Wo gibt es Antisemitismus?
Antisemitische Haltungen finden sich zu allen Zeiten und an allen Orten:
• Bereits im Neuen Testament und in der Alten Kirche machen Christen Stimmung gegen die jüdische Gemeinde mit dem Verweis auf deren angebliche Schuld an der Kreuzigung Jesu. Diese christliche Form des Antisemitismus, sie ist eine der ältesten überhaupt, nennen wir «Antijudaismus».

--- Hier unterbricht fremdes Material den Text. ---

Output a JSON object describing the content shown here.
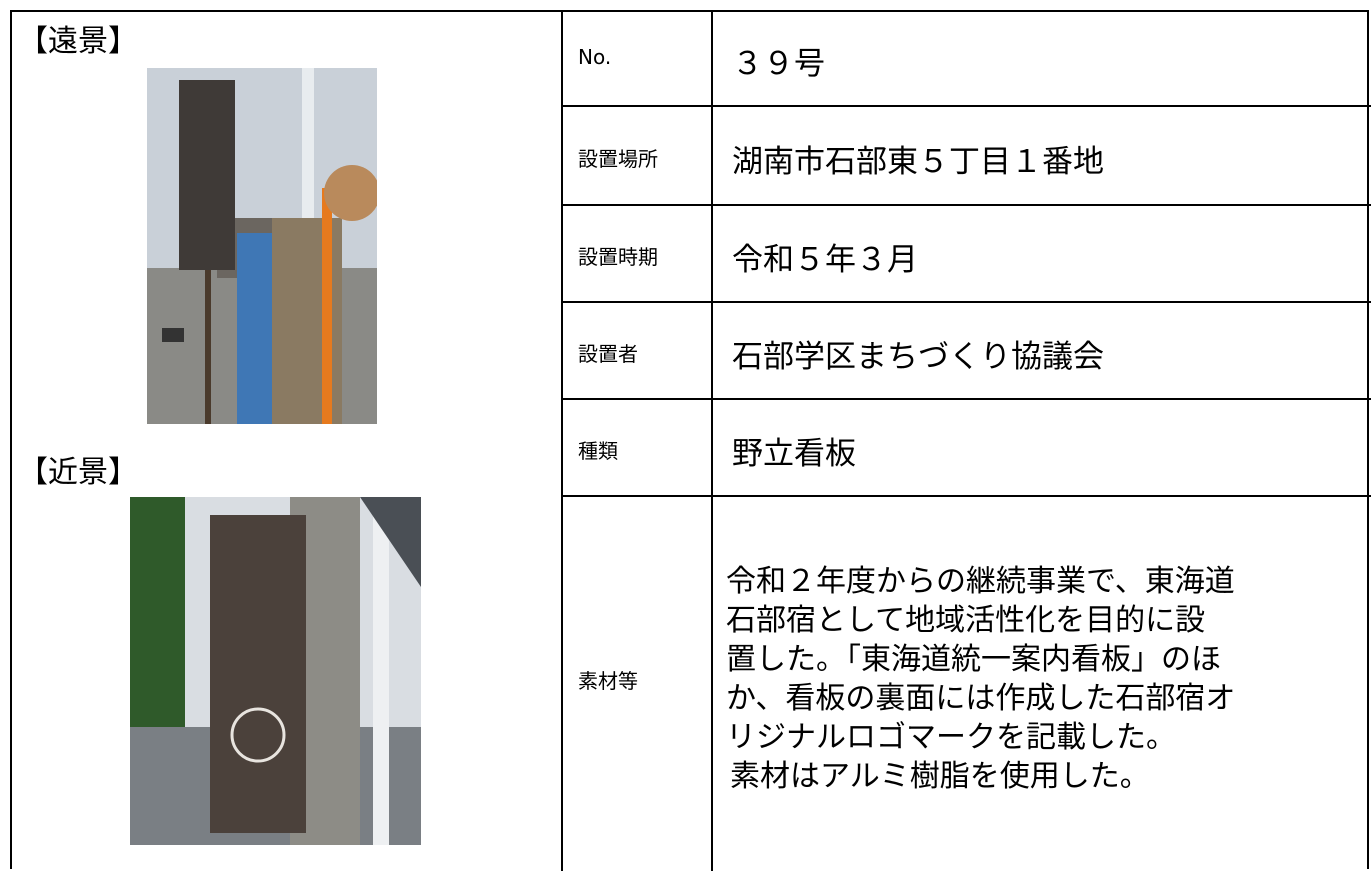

• Zur Zeit der Aufklärung werden Erzählungen über eine vermeintliche, verborgene Weltherrschaft der Juden salonfähig; Voltaire, zum Beispiel, wendet sich an die Juden und schreibt: «Ihr übertrefft sämtliche Nationen mit eurem schlechten Benehmen und eurer Barbarei. Ihr habt es verdient, bestraft zu werden.» Dieser schäumende Antisemitismus, im Zeitalter der Aufklärung keineswegs selten, bereitet den Boden für die Nationalsozialisten und deren millionenfaches Morden. Die Judenfeindlichkeit kommt freilich auch von links: Karl Marx verfasst eine antisemitische Schrift (Hannah Arendt, die jüdische Philosophin, nennt sie ein «klassisches Werk des linken Antisemitismus») und Josef Stalin plant die Deportation aller Juden.

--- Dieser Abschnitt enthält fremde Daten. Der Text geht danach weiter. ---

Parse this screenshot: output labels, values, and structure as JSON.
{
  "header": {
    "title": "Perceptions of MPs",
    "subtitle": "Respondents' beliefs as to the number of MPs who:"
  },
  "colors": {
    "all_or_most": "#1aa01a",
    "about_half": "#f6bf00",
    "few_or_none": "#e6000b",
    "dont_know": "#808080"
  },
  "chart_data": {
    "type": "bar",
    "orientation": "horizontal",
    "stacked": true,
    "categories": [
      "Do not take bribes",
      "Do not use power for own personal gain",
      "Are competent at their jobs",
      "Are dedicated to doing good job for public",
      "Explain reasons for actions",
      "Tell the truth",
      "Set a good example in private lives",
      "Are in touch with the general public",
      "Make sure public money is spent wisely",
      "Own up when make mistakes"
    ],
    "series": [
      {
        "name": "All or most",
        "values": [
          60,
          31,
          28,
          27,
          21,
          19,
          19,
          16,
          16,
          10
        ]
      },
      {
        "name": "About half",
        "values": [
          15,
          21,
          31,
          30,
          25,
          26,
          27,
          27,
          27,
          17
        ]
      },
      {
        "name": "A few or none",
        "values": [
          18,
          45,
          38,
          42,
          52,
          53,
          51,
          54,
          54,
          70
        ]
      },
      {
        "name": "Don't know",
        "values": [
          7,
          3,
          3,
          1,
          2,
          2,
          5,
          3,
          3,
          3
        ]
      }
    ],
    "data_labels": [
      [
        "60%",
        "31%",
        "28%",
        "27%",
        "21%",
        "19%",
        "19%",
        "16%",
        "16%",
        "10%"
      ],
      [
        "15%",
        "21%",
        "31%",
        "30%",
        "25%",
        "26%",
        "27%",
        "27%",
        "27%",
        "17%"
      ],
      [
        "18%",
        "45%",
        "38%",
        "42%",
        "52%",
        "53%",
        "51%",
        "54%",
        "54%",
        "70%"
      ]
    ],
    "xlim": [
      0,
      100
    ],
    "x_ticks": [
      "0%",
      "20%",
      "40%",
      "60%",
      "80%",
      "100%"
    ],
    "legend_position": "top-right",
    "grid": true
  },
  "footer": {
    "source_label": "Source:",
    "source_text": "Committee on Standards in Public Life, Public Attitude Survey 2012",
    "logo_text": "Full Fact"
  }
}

• Im Koran finden sich sowohl projüdische Aussagen wie auch Verse, welche die Juden als Feinde darstellen und als «Affen» oder «Schweine» bezeichnen. Dieser abwertende Blick ist bis heute ein Kennzeichen muslimischen Antisemitismus. Dieser spricht dem Staat Israel das Existenzrecht ab und macht «die Juden» verantwortlich für die eigene, vielerorts desolate Situation. Durch die Migration nach Europa erfährt diese Form der Judenfeindlichkeit enormen Zuwachs.
• Antisemitische Haltungen sind auch in linken und rechten Gruppen anzutreffen: Die identitätspolitische Linke, sie ist im Kultur- und Universitätsbetrieb weit verbreitet, offenbart, dass sie über keinerlei Kenntnisse der Geschichte des Nahen Ostens verfügt, denn sie sieht im Staat Israel ein «weisses Kolonialprojekt» und verbrüdert sich in verstörender Weise mit Terrororganisationen; rechte Kreise verbreiten Verschwörungstheorien oder relativieren die Verbrechen der Nationalsozialisten.
Die Rolle der UNO
Die Vereinten Nationen missbrauchen seit Jahren ihre Erklärungen für antiisraelische Propaganda. Die Zahl der Resolutionen gegen Israel übersteigt jene gegen China, Nordkorea, Syrien, Russland, den Iran, Saudi-Arabien und Terrororganisationen wie die Hamas. Die UNO stellt das Land regelmässig an den Pranger und misst, unterstützt von vielen Medien, mit zweierlei Mass. Ich halte diese Praxis für abwegig, denn Israel ist der einzige demokratische Rechtsstaat im Nahen Osten.
Ein Territorialkonflikt?
Die aktuelle Diskussion über eine Neu-Aufteilung der jüdischen und palästinensischen Gebiete («Zwei-Staaten-Lösung») greift meines Erachtens zu kurz. Denn sie lässt ausser Acht, dass der Judenhass schon vor der Staatsgründung Israels wütete und wohl auch dann weiterbestünde, wenn der ganze Nahe Osten in arabischer Hand wäre. Sein Ziel ist die Auslöschung aller Juden, daran würde auch ein palästinensischer Staat nichts ändern.
Ist es Neid?
Warum gibt es Antisemitismus? Ist es Neid? Ein überdurchschnittlich hoher Bildungsgrad und der kulturelle Erfolg lassen solches vermuten; der Autor H.G. Wells schreibt 1936: «Der Jude rafft sich Eigentum, der Nicht-Jude wird um seine Chancen betrogen.»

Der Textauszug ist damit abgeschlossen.